EASTERN CARIBBEAN CENTRAL BANK

NOTES TO CONSOLIDATED FINANCIAL STATEMENTS (expressed in Eastern Caribbean dollars) March 31, 2015

2.

Summary of significant accounting policies …continued

s) Employee benefits …continued

Staff pension plan ...continued

The pension obligation is measured as the present value of the estimated future cash outflows using interest rates of long-term government bonds that are denominated in the currency in which the benefits will be paid, and which have terms to maturity approximating the terms of the related pension liability.
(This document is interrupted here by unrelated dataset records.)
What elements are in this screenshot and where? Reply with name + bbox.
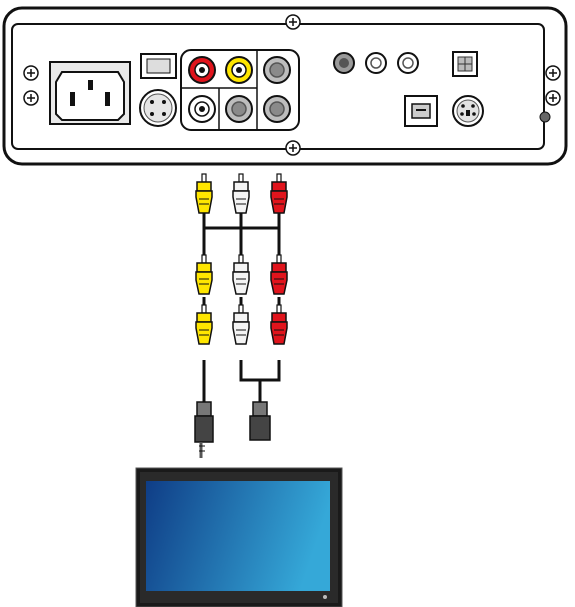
rca-red-jack-icon — [188, 56, 216, 84]
av-cable-assembly — [194, 173, 288, 458]
device-rear-panel — [2, 6, 568, 166]
rca-gray-jack-icon — [263, 95, 291, 123]
power-switch-icon — [140, 53, 177, 79]
red-rca-plug-icon — [270, 254, 288, 295]
tv-screen — [146, 481, 330, 591]
red-rca-plug-icon — [270, 173, 288, 214]
screw-icon — [545, 65, 561, 81]
square-port-icon — [452, 51, 478, 77]
cable-wire — [202, 360, 281, 402]
yellow-rca-plug-icon — [195, 173, 213, 214]
white-rca-plug-icon — [232, 304, 250, 345]
reset-hole-icon — [539, 111, 551, 123]
screw-icon — [285, 140, 301, 156]
optical-jack-icon — [365, 52, 387, 74]
tv-power-led — [323, 595, 327, 599]
yellow-rca-plug-icon — [195, 254, 213, 295]
rca-white-jack-icon — [188, 95, 216, 123]
audio-jack-connector-icon — [249, 401, 271, 441]
rca-yellow-jack-icon — [225, 56, 253, 84]
usb-b-port-icon — [404, 95, 438, 127]
cable-wire — [202, 210, 281, 258]
power-inlet-icon — [49, 61, 131, 125]
red-rca-plug-icon — [270, 304, 288, 345]
connection-diagram — [0, 0, 575, 607]
screw-icon — [23, 90, 39, 106]
rca-gray-jack-icon — [225, 95, 253, 123]
diagram-canvas — [2, 6, 568, 607]
screw-icon — [285, 14, 301, 30]
dc-4pin-icon — [139, 89, 177, 127]
rca-gray-jack-icon — [263, 56, 291, 84]
s-video-port-icon — [452, 95, 484, 127]
screw-icon — [23, 65, 39, 81]
video-jack-connector-icon — [194, 401, 214, 458]
white-rca-plug-icon — [232, 173, 250, 214]
screw-icon — [545, 90, 561, 106]
optical-jack-icon — [397, 52, 419, 74]
optical-jack-icon — [333, 52, 355, 74]
yellow-rca-plug-icon — [195, 304, 213, 345]
white-rca-plug-icon — [232, 254, 250, 295]
flat-screen-tv-icon — [135, 467, 343, 607]
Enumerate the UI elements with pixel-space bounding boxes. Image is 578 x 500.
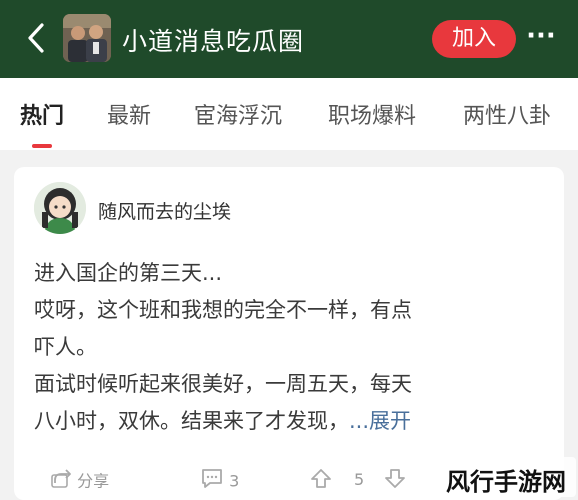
- post-line: 吓人。: [34, 335, 97, 359]
- post-line-text: 八小时，双休。结果来了才发现，: [34, 409, 349, 433]
- more-options-icon[interactable]: ···: [524, 22, 558, 54]
- vote-count: 5: [354, 470, 365, 489]
- post-line-last: 八小时，双休。结果来了才发现，...展开: [34, 403, 559, 440]
- downvote-button[interactable]: [384, 467, 406, 493]
- share-icon: [50, 467, 72, 497]
- post-content[interactable]: 进入国企的第三天... 哎呀，这个班和我想的完全不一样，有点 吓人。 面试时候听…: [34, 255, 559, 440]
- watermark-text: 风行手游网: [446, 468, 566, 496]
- tab-latest[interactable]: 最新: [107, 98, 151, 130]
- avatar[interactable]: [34, 182, 86, 234]
- post-line: 面试时候听起来很美好，一周五天，每天: [34, 372, 412, 396]
- join-button[interactable]: 加入: [432, 20, 516, 58]
- post-card[interactable]: 随风而去的尘埃 进入国企的第三天... 哎呀，这个班和我想的完全不一样，有点 吓…: [14, 167, 564, 500]
- upvote-icon: [310, 467, 332, 497]
- comment-button[interactable]: 3: [200, 467, 239, 493]
- active-tab-indicator: [32, 144, 52, 148]
- share-label: 分享: [77, 471, 110, 491]
- downvote-icon: [384, 467, 406, 497]
- back-arrow-icon[interactable]: [22, 20, 52, 56]
- group-title: 小道消息吃瓜圈: [122, 27, 305, 56]
- share-button[interactable]: 分享: [50, 467, 109, 493]
- post-line: 哎呀，这个班和我想的完全不一样，有点: [34, 298, 412, 322]
- author-name[interactable]: 随风而去的尘埃: [98, 197, 231, 224]
- tab-workplace[interactable]: 职场爆料: [328, 98, 416, 130]
- upvote-button[interactable]: [310, 467, 332, 493]
- tab-hot[interactable]: 热门: [20, 98, 64, 130]
- comment-count: 3: [229, 471, 240, 491]
- expand-link[interactable]: ...展开: [349, 409, 411, 433]
- tab-officialdom[interactable]: 宦海浮沉: [194, 98, 282, 130]
- post-line: 进入国企的第三天...: [34, 261, 223, 285]
- comment-icon: [200, 467, 224, 497]
- tab-gossip[interactable]: 两性八卦: [463, 98, 551, 130]
- group-header: 小道消息吃瓜圈 加入 ···: [0, 0, 578, 78]
- group-avatar[interactable]: [63, 14, 111, 62]
- category-tabs: 热门 最新 宦海浮沉 职场爆料 两性八卦: [0, 78, 578, 150]
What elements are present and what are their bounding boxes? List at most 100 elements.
Actuarial gains and losses arising from experience adjustments and changes in actuarial assumptions are recognised immediately in other comprehensive income. Past-service costs are recognised immediately in the consolidated statement of income or loss.

The pension plan is funded by payments from employees and the Bank, taking into account the recommendations of independent qualified actuaries.

Prepaid employee short term benefit

The Bank facilitates loans to its staff at rates that are relatively low in comparison to the normal market rates in the Eastern Caribbean Currency Union (ECCU). These loans are recognised at fair value using a normal market rate, and the difference between the fair value and the consideration given to the employees is recorded as a pre- paid short term employee benefit. The pre-paid short-term employee benefit is amortised through the consolidated statement of income or loss over the expected service life of the relevant individual employees or the expected life of the relevant individual loans, whichever is shorter.

t) General reserve

The Eastern Caribbean Central Bank Agreement Act 1983 – Article 6(3) (as amended) provides that “if and so long as the general reserve is less than 5% of the Bank’s demand liabilities at the end of a financial year in which net profits were earned the Bank shall allocate to the general reserve one half of such net profits or such smaller amount as will make that reserve equal to 5% of those liabilities; provided however that with the written agreement of each of the participating governments further allocation may be made to increase the general reserve beyond five per cent but not more than ten per cent of the Bank’s demand liabilities.” For the year ending March 31, 2015 an amount of $12,034,925 was transferred from the General Reserves to cover the deficit position of the Bank. In 2014, an amount of $9,219,892 was transferred from General Reserves to partially cover the deficit position of the Bank. At March 31, 2015, the general reserve ratio stood at 2.81% (2014: 3.46%) which is 2.19% (2014: 1.54%) below the 5% target.